Aliás, para quem costuma ler artigos científicos salta à vista que este artigo é bem curto, bem preliminar, que fica muito longe de uma análise exaustiva do assunto, contenta-se com umas poucas análises estatísticas. Além do mais cai num erro, a meu ver, muito frequente em estudos de Genética Humana (e aqui entro em detalhes mais ou menos técnicos). Quando se estuda uma dada característica que se quer associada a uma determinada variante genética há sempre uma probabilidade de existir uma correlação entre as duas por mero acaso. Essa probabilidade é pequena e pode ser calculada. Simplesmente aumentando o número de variantes genéticas estudadas aumenta a probabilidade de ocorrer essa mera coincidência, e isso já não é levado em conta. Cada vez que se calcula uma probabilidade de erro, faz-se com se fosse a única variante estudada. Ora, se a probabilidade de se estar errado é apenas de 1% mas forem analisadas 100 variantes distintas, então é bem provável que haja uma correlação por simples acaso.

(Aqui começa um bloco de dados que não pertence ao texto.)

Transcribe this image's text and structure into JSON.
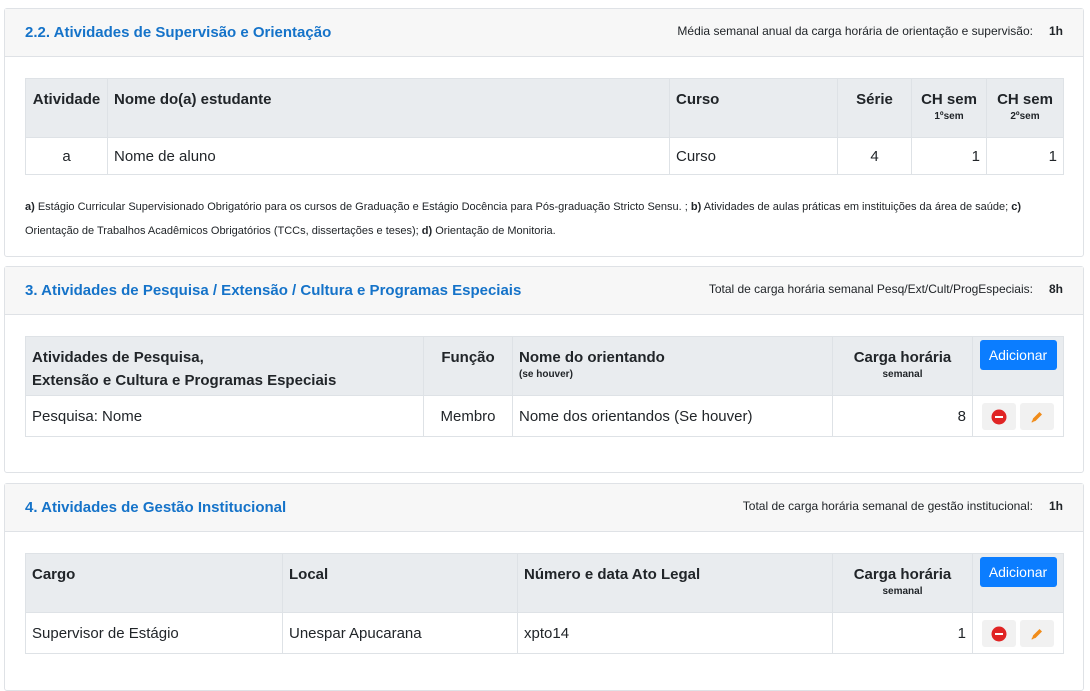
{
  "section22": {
    "title": "2.2. Atividades de Supervisão e Orientação",
    "summary_label": "Média semanal anual da carga horária de orientação e supervisão:",
    "summary_value": "1h",
    "headers": {
      "atividade": "Atividade",
      "nome": "Nome do(a) estudante",
      "curso": "Curso",
      "serie": "Série",
      "ch1": "CH sem",
      "ch1_sub": "1ºsem",
      "ch2": "CH sem",
      "ch2_sub": "2ºsem"
    },
    "row": {
      "atividade": "a",
      "nome": "Nome de aluno",
      "curso": "Curso",
      "serie": "4",
      "ch1": "1",
      "ch2": "1"
    },
    "legend": {
      "a_key": "a)",
      "a_text": " Estágio Curricular Supervisionado Obrigatório para os cursos de Graduação e Estágio Docência para Pós-graduação Stricto Sensu. ; ",
      "b_key": "b)",
      "b_text": " Atividades de aulas práticas em instituições da área de saúde; ",
      "c_key": "c)",
      "c_text": " Orientação de Trabalhos Acadêmicos Obrigatórios (TCCs, dissertações e teses); ",
      "d_key": "d)",
      "d_text": " Orientação de Monitoria."
    }
  },
  "section3": {
    "title": "3. Atividades de Pesquisa / Extensão / Cultura e Programas Especiais",
    "summary_label": "Total de carga horária semanal Pesq/Ext/Cult/ProgEspeciais:",
    "summary_value": "8h",
    "headers": {
      "atividade_line1": "Atividades de Pesquisa,",
      "atividade_line2": "Extensão e Cultura e Programas Especiais",
      "funcao": "Função",
      "orientando": "Nome do orientando",
      "orientando_sub": "(se houver)",
      "carga": "Carga horária",
      "carga_sub": "semanal",
      "add_button": "Adicionar"
    },
    "row": {
      "atividade": "Pesquisa: Nome",
      "funcao": "Membro",
      "orientando": "Nome dos orientandos (Se houver)",
      "carga": "8"
    }
  },
  "section4": {
    "title": "4. Atividades de Gestão Institucional",
    "summary_label": "Total de carga horária semanal de gestão institucional:",
    "summary_value": "1h",
    "headers": {
      "cargo": "Cargo",
      "local": "Local",
      "ato": "Número e data Ato Legal",
      "carga": "Carga horária",
      "carga_sub": "semanal",
      "add_button": "Adicionar"
    },
    "row": {
      "cargo": "Supervisor de Estágio",
      "local": "Unespar Apucarana",
      "ato": "xpto14",
      "carga": "1"
    }
  },
  "icons": {
    "remove": "minus-circle-icon",
    "edit": "pencil-icon"
  },
  "colors": {
    "title": "#1573c9",
    "add_button": "#0b7dff",
    "remove_icon": "#e02424",
    "edit_icon": "#f08c1a"
  }
}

Neste estudo foram analisadas três regiões diferentes do gene em causa, e cada região com muitas variantes (também não é referido o número exacto no artigo, mas andará na ordem das dezenas). Apenas uma variante mostrou uma correlação. Mera coincidência? Eu não apostava um euro...
Finalmente os jornalistas deviam perceber que muitas vezes, por um genuíno entusiasmo com o seu trabalho, o cientista tende a empolar os seus próprios resultados. O jornalista, em vez de relativizar, ainda ajuda mais à festa com sensacionalismo e simplificações grosseiras. E depois dá nisto...
2 comments:
Como já disse no comentário no meu post, és mesmo desmancha-prazeres, Zèd.
Então a coisa estava tão composta, e agora vens aí tu desconstruir o que estava tão certinho!
Não há direito!
PS: obrigado pelo teu trabalho de desmontagem, e ainda bem que pus o post em tom irónico, senão também levava com a colher de pau ;)
Digamos que eu não vim estragar nada. Isto é uma ficção, de boa qualidade diga-se, e eu faço apenas um trabalho de análise dessa ficção. Que tal assim?
Mas para salvar um pouco da história, o tal trabalho que tinha sido feito antes com os Arganazes parece bem mais interessante do que este foi publicado agora. Digo isto com cautela, que ainda não li o artigo em detalhe.